It was a birthday present, originally. Grams Fox had purchased the 1978 Alcort Sunfish from a friend in her swimming class at the local YMCA. Technically a sailing dinghy, this little guy was complete with a racing cleat and plenty of gusto for the gusts (oh!).

The summer we spent together blew by much too quickly. After a shakedown cruise and a few other brief trips around Ottertail together, September was already upon us. The weather that month had been unseasonably warm. Deciding that streak of good weather would hold out until the very day we closed down the cabin, I opted to leave the sunfish resting comfortably on her lift until the last day of the season.

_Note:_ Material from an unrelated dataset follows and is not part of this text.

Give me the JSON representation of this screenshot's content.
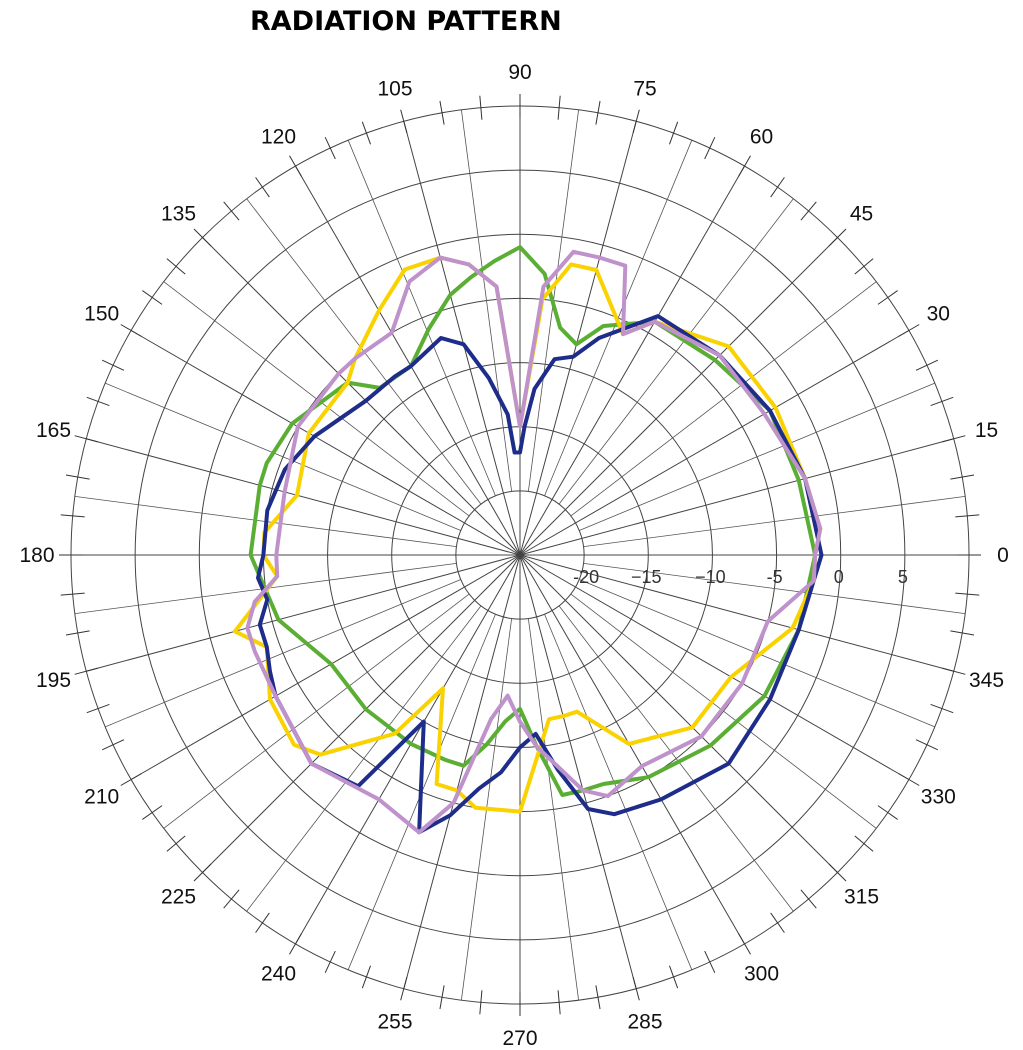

Unfortunately, Mother Nature had other plans. The gales of November came early and stole my little Sunfish right of her lift. Strapped on to the lift with bungee cords, she fought the powerful crests of the whitecaps all she could. Ultimately, it was to no avail. My sunfish was ripped in two by the force of the waves and dashed against the rocks.

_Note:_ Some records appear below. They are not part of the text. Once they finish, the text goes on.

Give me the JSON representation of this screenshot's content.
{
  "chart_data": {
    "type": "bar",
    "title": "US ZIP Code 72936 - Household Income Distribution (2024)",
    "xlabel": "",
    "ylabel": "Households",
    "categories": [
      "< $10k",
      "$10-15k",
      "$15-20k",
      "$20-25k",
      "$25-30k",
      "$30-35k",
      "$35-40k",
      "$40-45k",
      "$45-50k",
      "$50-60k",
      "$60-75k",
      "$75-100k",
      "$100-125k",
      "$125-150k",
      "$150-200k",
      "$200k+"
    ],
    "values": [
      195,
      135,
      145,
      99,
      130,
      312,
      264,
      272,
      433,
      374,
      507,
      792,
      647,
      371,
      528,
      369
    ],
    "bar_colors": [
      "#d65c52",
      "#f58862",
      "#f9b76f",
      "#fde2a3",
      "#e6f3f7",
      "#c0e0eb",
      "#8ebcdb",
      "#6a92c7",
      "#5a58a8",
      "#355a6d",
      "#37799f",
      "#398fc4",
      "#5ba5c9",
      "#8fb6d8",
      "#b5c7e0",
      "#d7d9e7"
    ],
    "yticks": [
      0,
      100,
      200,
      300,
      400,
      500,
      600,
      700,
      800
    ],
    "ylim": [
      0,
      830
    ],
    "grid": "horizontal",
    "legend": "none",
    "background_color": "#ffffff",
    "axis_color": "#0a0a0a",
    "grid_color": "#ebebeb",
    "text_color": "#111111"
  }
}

 It was my father who discovered the wreckage later the following evening. He jumped into the water to salvage what he could, but the damage had been done.

The rest of the family joined my father at the cabin later that weekend, and we all pitched in on the cleanup effort. Lacek and Dad crushed the remains of the boat to be hauled off to the dump while the rest of us scoured the shoreline for bits of debris that had washed into the neighbors’ shorelines.

That water was COLD!

Out of all this, we learn that the lake gods giveth, and the lake gods taketh away. For the time being, at least, I can find console in the fact that although my boat is no longer useable, it will still be properly licensed in the state of MN for another two years.

But, the real kicker of the death of the sailboat was this, my friends. As I waded in the icy, waist-deep water collecting the twisted remains of this summer’s memories, I found something that made me want to laugh and cry all at the same time. In exchange for the Sunfish, the lake gods had left me a present. 

A single dollar bill lying soggy, sandy,  and lifeless at the bottom of the lake.